Wed, Oct

Tanker bills of lading


Tanker bills of lading. There is nothing very special about the forms of bills of lading used in tankers except some general procedural issues.

First, in some loading places there may be a tendency to require the master to sign the bills of lading in blank and later the shore terminal fills in the figures alleged to have been loaded. For example, in busy tanker terminals, this may be encouraged ostensibly to avoid delay and allow the next ship to come into the berth. Delay can occur if the ship has to ullage its tanks as the terminal and the vessel have to wait to compare ship-shore figures. However, in some terminals, even though there may not have been other ships waiting to be berthed it tends to become “standard practice”.

In some tanker terminals, for example, the master is asked to sign a set of blank bills of lading. One copy is left on board with the master and the others are taken ashore. After loading, the terminal staff may come on board and insert in the master’s copy the figures which they feel will reduce master’s protests but they may then return ashore and enter in their originals any other figures over which the master has no control. The opportunity for fraud in some countries’ terminals is obvious. This can bring the ship into serious difficulties at the discharging port where it may be claimed that there is a short delivery. Alternatively, the figures are not entered into the master’s copy on board, the ship is directed to depart the berth and later the ship and shore figures are compared over the radio. If the difference is large, perhaps 0.5 to 1 per cent, the master may protest but it may be very late because his vessel could be many miles away from the loading port.

Secondly, owing to the generally short voyages and the custom of the trade, one set of originals is left on board with the master for delivery to the eventual consignee. This person will then indorse the bill of lading, return it to the master and the oil will then be discharged to the orders of the consignee. This means that the charterers are requiring that the oil is discharged without presentation of a separate, unique, original bill of lading. One problem with this is that another holder of one of the originals may arrive at the ship with his original and claim the cargo. However, this can be seen as an alternative to the system where the charterer may require that the ship discharges the cargo without presentation of the original bill of lading. This may be common in short tanker trades, for example, from Yanbu in Saudi Arabia, across the Red Sea to Ain Sukhna in Egypt. Delivery without production of the original bill of lading can have very serious consequences for the shipowner in addition to the possible loss of cover from the P. and I. Association.

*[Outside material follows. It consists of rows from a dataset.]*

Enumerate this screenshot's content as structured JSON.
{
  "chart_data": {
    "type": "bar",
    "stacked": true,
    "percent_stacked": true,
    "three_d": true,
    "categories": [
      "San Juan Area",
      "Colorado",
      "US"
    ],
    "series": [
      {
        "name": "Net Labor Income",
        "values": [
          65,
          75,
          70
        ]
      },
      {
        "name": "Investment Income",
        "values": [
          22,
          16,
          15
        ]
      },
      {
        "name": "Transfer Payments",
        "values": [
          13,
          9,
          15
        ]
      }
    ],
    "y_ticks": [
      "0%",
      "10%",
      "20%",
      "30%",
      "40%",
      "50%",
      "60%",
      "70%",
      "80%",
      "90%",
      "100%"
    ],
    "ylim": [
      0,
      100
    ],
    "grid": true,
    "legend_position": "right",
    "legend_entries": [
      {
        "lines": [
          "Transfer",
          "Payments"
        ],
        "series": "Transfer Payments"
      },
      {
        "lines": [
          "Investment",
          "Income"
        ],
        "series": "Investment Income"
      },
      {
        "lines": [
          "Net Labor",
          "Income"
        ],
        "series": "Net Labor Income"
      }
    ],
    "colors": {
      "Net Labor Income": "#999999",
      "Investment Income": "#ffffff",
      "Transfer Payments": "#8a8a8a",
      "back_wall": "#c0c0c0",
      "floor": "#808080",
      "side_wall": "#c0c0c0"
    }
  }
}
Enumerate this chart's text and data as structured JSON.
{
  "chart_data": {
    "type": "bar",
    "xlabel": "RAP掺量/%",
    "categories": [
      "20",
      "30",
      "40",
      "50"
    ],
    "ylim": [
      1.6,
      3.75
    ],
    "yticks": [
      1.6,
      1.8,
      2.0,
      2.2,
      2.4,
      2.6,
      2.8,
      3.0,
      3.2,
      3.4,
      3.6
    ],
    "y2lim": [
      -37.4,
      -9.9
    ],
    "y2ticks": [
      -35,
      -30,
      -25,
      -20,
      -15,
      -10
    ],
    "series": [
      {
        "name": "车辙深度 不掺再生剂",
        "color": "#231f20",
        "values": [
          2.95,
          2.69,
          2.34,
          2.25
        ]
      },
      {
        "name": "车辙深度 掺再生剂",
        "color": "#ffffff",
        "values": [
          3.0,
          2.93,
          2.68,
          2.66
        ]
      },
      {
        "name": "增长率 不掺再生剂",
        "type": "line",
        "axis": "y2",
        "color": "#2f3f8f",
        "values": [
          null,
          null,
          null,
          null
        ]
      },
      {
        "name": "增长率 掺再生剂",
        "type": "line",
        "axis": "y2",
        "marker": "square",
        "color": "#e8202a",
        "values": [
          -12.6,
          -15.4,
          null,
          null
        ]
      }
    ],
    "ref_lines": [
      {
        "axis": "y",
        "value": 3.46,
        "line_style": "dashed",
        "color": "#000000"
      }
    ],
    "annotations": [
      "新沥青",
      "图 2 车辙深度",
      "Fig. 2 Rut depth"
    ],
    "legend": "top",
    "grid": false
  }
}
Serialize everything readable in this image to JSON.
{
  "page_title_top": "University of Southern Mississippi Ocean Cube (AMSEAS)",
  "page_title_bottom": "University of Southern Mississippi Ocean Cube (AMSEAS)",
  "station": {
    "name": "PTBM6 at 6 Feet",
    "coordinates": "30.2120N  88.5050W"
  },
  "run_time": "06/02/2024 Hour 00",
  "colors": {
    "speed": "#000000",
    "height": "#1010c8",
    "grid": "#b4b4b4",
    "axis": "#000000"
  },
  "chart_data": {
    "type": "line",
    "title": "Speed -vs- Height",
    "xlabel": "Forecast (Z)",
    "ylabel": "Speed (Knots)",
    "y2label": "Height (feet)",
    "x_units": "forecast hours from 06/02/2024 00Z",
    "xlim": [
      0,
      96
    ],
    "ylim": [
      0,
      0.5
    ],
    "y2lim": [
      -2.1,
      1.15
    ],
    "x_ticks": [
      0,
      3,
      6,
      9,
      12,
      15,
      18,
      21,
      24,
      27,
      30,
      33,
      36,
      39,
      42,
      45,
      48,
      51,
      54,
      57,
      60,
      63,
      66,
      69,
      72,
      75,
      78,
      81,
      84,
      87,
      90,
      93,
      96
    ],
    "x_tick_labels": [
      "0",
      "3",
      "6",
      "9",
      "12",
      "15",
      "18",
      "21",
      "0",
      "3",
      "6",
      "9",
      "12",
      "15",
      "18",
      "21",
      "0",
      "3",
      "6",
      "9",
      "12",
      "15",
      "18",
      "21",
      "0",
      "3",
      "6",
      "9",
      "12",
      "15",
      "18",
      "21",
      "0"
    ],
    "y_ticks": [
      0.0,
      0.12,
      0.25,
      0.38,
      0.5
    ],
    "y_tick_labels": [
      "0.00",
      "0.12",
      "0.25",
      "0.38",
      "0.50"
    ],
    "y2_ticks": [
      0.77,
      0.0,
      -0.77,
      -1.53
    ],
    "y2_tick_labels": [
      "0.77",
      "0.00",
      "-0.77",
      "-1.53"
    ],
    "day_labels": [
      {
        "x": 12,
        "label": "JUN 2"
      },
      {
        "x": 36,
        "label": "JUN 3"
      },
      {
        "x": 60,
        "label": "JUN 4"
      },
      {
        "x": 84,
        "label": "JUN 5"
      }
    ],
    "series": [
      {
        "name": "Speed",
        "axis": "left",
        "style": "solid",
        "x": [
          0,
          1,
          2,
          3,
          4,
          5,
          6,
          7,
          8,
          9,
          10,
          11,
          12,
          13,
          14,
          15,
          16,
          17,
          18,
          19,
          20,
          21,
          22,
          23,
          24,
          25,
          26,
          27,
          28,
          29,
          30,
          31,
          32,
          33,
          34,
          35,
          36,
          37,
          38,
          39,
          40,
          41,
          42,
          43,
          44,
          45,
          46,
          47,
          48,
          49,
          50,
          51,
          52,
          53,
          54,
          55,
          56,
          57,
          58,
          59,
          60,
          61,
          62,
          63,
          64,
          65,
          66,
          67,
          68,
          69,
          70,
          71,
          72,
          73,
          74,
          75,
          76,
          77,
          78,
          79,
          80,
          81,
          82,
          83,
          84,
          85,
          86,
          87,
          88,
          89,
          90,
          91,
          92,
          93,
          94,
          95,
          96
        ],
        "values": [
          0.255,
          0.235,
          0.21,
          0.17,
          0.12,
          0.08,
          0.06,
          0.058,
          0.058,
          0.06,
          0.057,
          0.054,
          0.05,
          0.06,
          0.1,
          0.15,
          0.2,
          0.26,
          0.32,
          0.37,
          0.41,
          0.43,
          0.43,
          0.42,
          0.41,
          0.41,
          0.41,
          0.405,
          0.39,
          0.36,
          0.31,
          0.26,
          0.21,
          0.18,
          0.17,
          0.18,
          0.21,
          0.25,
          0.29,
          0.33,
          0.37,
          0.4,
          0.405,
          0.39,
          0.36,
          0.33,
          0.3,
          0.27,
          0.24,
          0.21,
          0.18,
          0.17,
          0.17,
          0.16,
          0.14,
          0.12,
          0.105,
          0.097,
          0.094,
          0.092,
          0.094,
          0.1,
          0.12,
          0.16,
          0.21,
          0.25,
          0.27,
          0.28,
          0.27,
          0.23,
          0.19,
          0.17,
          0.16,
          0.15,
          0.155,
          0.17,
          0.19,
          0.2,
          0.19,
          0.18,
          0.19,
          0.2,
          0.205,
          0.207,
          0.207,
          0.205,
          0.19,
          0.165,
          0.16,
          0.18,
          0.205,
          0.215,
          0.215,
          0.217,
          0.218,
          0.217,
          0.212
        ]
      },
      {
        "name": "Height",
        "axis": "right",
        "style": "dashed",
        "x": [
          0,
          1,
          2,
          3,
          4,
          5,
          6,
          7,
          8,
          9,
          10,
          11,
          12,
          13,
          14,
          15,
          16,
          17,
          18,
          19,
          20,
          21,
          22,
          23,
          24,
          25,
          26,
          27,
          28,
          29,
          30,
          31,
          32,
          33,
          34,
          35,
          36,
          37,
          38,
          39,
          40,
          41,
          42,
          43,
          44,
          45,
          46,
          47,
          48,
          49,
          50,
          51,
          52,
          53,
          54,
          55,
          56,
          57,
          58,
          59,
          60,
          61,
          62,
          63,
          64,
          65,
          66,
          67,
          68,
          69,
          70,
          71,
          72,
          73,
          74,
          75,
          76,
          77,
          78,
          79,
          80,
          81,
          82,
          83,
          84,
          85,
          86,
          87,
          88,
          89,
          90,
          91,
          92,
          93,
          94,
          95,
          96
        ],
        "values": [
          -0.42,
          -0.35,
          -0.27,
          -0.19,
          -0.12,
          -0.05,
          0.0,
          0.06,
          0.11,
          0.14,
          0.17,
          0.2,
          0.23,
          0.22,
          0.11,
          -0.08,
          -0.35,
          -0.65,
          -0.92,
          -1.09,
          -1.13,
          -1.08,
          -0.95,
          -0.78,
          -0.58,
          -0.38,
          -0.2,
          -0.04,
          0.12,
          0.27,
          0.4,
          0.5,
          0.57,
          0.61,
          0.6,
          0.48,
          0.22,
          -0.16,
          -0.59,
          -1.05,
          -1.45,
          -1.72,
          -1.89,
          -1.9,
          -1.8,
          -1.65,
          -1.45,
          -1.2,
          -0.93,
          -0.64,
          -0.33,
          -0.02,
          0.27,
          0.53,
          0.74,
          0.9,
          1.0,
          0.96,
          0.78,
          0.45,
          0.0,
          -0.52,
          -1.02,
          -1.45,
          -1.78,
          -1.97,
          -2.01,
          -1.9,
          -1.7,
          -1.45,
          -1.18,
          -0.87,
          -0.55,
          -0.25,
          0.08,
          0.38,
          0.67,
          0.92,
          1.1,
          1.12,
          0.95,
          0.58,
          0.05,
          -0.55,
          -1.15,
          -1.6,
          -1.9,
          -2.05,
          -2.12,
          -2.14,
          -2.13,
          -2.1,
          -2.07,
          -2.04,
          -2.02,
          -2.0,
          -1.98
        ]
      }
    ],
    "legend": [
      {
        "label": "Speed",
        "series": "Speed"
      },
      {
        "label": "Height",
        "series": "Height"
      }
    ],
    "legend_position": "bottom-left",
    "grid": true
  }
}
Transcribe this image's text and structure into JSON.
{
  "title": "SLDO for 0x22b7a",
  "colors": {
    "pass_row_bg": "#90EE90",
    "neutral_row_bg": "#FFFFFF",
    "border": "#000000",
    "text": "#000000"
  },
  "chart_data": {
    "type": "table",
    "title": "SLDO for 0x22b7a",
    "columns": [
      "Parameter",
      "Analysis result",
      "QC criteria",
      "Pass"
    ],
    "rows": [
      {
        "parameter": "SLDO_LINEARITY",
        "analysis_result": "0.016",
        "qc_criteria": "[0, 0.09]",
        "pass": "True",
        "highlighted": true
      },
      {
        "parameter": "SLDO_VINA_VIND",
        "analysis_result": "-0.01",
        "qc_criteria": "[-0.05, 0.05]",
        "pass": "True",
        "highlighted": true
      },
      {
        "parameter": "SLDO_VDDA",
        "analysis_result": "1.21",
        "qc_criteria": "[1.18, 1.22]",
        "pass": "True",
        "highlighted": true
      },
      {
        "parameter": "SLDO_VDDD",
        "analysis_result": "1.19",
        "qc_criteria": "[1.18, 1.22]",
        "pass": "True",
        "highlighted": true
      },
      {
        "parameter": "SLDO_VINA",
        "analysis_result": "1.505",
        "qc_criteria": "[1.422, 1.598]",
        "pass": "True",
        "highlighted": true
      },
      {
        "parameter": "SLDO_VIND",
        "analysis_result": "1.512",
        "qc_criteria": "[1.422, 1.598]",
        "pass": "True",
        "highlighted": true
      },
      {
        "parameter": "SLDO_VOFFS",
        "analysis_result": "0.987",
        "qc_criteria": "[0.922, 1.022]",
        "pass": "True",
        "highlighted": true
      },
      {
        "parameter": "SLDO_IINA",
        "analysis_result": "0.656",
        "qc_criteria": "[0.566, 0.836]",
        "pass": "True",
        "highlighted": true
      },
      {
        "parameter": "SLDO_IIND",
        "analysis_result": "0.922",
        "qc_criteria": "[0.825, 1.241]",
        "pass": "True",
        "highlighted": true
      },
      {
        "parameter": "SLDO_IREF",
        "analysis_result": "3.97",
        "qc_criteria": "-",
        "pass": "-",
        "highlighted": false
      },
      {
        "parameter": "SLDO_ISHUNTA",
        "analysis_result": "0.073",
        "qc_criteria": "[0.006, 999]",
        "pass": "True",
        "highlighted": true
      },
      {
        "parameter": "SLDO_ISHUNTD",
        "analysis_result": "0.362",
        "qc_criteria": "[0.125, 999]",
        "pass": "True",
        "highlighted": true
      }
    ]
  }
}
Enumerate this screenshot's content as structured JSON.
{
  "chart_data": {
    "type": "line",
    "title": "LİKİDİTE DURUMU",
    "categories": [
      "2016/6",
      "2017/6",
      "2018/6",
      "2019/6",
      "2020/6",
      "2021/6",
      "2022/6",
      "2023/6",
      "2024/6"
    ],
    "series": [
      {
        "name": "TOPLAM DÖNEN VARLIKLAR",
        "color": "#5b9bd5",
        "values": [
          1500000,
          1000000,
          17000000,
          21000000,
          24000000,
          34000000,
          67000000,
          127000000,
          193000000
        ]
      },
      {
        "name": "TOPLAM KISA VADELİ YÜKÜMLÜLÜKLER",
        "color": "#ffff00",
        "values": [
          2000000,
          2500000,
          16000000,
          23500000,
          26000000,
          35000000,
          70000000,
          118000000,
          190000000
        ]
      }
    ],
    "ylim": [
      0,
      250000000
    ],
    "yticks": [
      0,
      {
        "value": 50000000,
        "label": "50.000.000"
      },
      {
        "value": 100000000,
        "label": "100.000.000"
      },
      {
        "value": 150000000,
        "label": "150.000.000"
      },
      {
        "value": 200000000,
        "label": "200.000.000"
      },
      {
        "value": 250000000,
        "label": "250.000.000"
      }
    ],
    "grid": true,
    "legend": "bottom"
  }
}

 For example, cl. 33(6) of SHELLVOY 5 states that the owners are not obliged to discharge the cargo without presentation of an original bill of lading unless the charterers have given written confirmation and an “acceptable indemnity”. Many charterers do not give the shipowners this protection.

Thirdly, owing to the nature of the trade and the frequent “chain-sales” of the cargo of oil, the original destination may be changed. The bills of lading may contain the names of the original destination ports. If the charterer changes the contractual destination the shipowner may have to recall all the bills of lading that were issued and change the name of the destination port on them, otherwise the owner can meet difficulties for delivering the cargo to the wrong place. One method of avoiding liability is to require the charterer to obtain the consent of all the holders of the bills of lading and/or to indemnify the shipowner for any claims because of the change of destination.